Yeah, I know — it’s just a hunch and I have no idea how to test it. Yet.
The official web site and the Gamespot preview also suggest that the game will gives more “airtime” to exploration and investigation than combat.
Staying on the topic of the game controller for a few more lines, I wonder whether using the Wii remote as flashlight, metal-detector, and microphone helps to de-emphasize combat. This design decision seems to give at least as much significance to these exploratory tools and associated actions as to weapons and violence. Two technical precursors of Fragile Dreams which also used the Wii remote as a torch suggest this. Both Silent Hill: Shattered Memories and Calling use the remote as a torch or a cell/ mobile ‘phone. Both these survival horror games made combat a much smaller part of play than others in the same genre (cf. Resident Evil), with the Wii’s adaptation of Silent Hill removing combat altogether (one can shake off monsters but then one must run).
Fragile Dreams is not meant to be a survival horror game, although it does share the genre’s emphasis on exploration and investigation. Instead, the producers claim that the game’s focus is on “human drama.”2 The website names and gives brief sketches of several eccentric characters we can expect to meet.3 To reveal these characters in a game’s publicity seems highly unusual to me and more in keeping with what we might expect from a film. Normally, we would only discover these non-player characters during the course of the game. This, I think, draws our attention to and helps emphasize the relationships that we’ll build as we explore.
One final interesting detail: the game world is apparently full of the ghosts of the world’s previous inhabitants.

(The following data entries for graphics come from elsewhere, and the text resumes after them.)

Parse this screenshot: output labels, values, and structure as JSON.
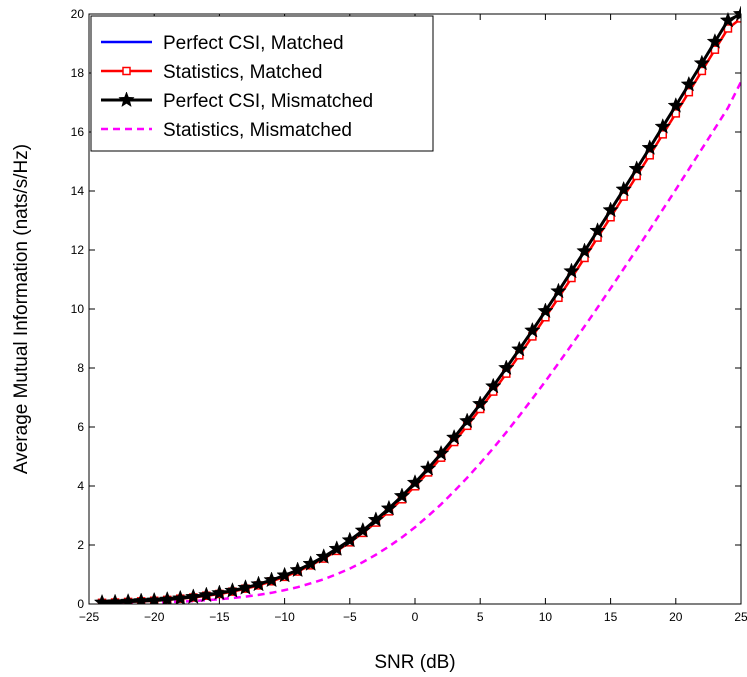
{
  "chart_data": {
    "type": "line",
    "title": "",
    "xlabel": "SNR (dB)",
    "ylabel": "Average Mutual Information (nats/s/Hz)",
    "xlim": [
      -25,
      25
    ],
    "ylim": [
      0,
      20
    ],
    "xticks": [
      -25,
      -20,
      -15,
      -10,
      -5,
      0,
      5,
      10,
      15,
      20,
      25
    ],
    "xtick_labels": [
      "−25",
      "−20",
      "−15",
      "−10",
      "−5",
      "0",
      "5",
      "10",
      "15",
      "20",
      "25"
    ],
    "yticks": [
      0,
      2,
      4,
      6,
      8,
      10,
      12,
      14,
      16,
      18,
      20
    ],
    "ytick_labels": [
      "0",
      "2",
      "4",
      "6",
      "8",
      "10",
      "12",
      "14",
      "16",
      "18",
      "20"
    ],
    "grid": false,
    "legend_position": "top-left",
    "x": [
      -24,
      -23,
      -22,
      -21,
      -20,
      -19,
      -18,
      -17,
      -16,
      -15,
      -14,
      -13,
      -12,
      -11,
      -10,
      -9,
      -8,
      -7,
      -6,
      -5,
      -4,
      -3,
      -2,
      -1,
      0,
      1,
      2,
      3,
      4,
      5,
      6,
      7,
      8,
      9,
      10,
      11,
      12,
      13,
      14,
      15,
      16,
      17,
      18,
      19,
      20,
      21,
      22,
      23,
      24,
      25
    ],
    "series": [
      {
        "name": "Perfect CSI, Matched",
        "color": "#0000ff",
        "style": "solid",
        "marker": "none",
        "values": [
          0.05,
          0.06,
          0.08,
          0.1,
          0.12,
          0.15,
          0.19,
          0.24,
          0.3,
          0.37,
          0.45,
          0.55,
          0.67,
          0.81,
          0.97,
          1.15,
          1.36,
          1.6,
          1.87,
          2.16,
          2.49,
          2.85,
          3.24,
          3.66,
          4.11,
          4.59,
          5.1,
          5.64,
          6.2,
          6.78,
          7.38,
          8.0,
          8.63,
          9.27,
          9.93,
          10.6,
          11.28,
          11.96,
          12.65,
          13.35,
          14.05,
          14.75,
          15.46,
          16.18,
          16.89,
          17.61,
          18.33,
          19.06,
          19.78,
          20.0
        ]
      },
      {
        "name": "Statistics, Matched",
        "color": "#ff0000",
        "style": "solid",
        "marker": "square",
        "values": [
          0.04,
          0.05,
          0.07,
          0.09,
          0.11,
          0.14,
          0.18,
          0.22,
          0.28,
          0.34,
          0.42,
          0.52,
          0.63,
          0.77,
          0.92,
          1.1,
          1.31,
          1.54,
          1.8,
          2.09,
          2.41,
          2.76,
          3.14,
          3.55,
          3.99,
          4.46,
          4.96,
          5.49,
          6.04,
          6.61,
          7.2,
          7.81,
          8.43,
          9.07,
          9.72,
          10.38,
          11.05,
          11.73,
          12.42,
          13.11,
          13.81,
          14.51,
          15.21,
          15.92,
          16.63,
          17.35,
          18.07,
          18.79,
          19.51,
          19.85
        ]
      },
      {
        "name": "Perfect CSI, Mismatched",
        "color": "#000000",
        "style": "solid",
        "marker": "star",
        "values": [
          0.05,
          0.06,
          0.08,
          0.1,
          0.12,
          0.15,
          0.19,
          0.24,
          0.3,
          0.37,
          0.45,
          0.55,
          0.67,
          0.81,
          0.97,
          1.15,
          1.36,
          1.6,
          1.87,
          2.16,
          2.49,
          2.85,
          3.24,
          3.66,
          4.11,
          4.59,
          5.1,
          5.64,
          6.2,
          6.78,
          7.38,
          8.0,
          8.63,
          9.27,
          9.93,
          10.6,
          11.28,
          11.96,
          12.65,
          13.35,
          14.05,
          14.75,
          15.46,
          16.18,
          16.89,
          17.61,
          18.33,
          19.06,
          19.78,
          20.0
        ]
      },
      {
        "name": "Statistics, Mismatched",
        "color": "#ff00ff",
        "style": "dashed",
        "marker": "none",
        "values": [
          0.02,
          0.02,
          0.03,
          0.04,
          0.05,
          0.06,
          0.08,
          0.1,
          0.13,
          0.16,
          0.2,
          0.25,
          0.31,
          0.38,
          0.47,
          0.57,
          0.7,
          0.84,
          1.01,
          1.2,
          1.42,
          1.67,
          1.95,
          2.26,
          2.6,
          2.98,
          3.38,
          3.82,
          4.28,
          4.77,
          5.28,
          5.82,
          6.38,
          6.96,
          7.55,
          8.16,
          8.78,
          9.41,
          10.05,
          10.7,
          11.36,
          12.02,
          12.69,
          13.37,
          14.05,
          14.74,
          15.43,
          16.12,
          16.82,
          17.7
        ]
      }
    ]
  }
}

Sometimes, these are traditional ghosts (ephemeral images of people); other times, they are the lingering traces of their emotions (blobs of light). In addition, certain found objects contain the last thoughts of their previous owners. These ghostly traces are perhaps reminiscent of the stone tape theory of hauntings. But we mustn’t forget that ruins have been haunted by former inhabitants at least as far back as Volney’s The Ruins (here, for the original French text).
Inevitably, the final proof will be in the pudding but, based on all this, Fragile Dreams promises to be an extremely interesting rendering of ruins in a video game.
Yes, I have actually pre-ordered a copy.
1 The combination of detailed backgrounds and cartoony characters brings to mind Scott McCloud’s critical work on comics in Understanding Comics. I hope to write about this, his thoughts on Japanese traditions of storytelling, and Fragile Dreams in another post.
2 From the “Features” section of the official site.
3 I do wish they’d given Ren — the “mysterious young girl with a talent for singing” — a more practical (and less revealing) costume.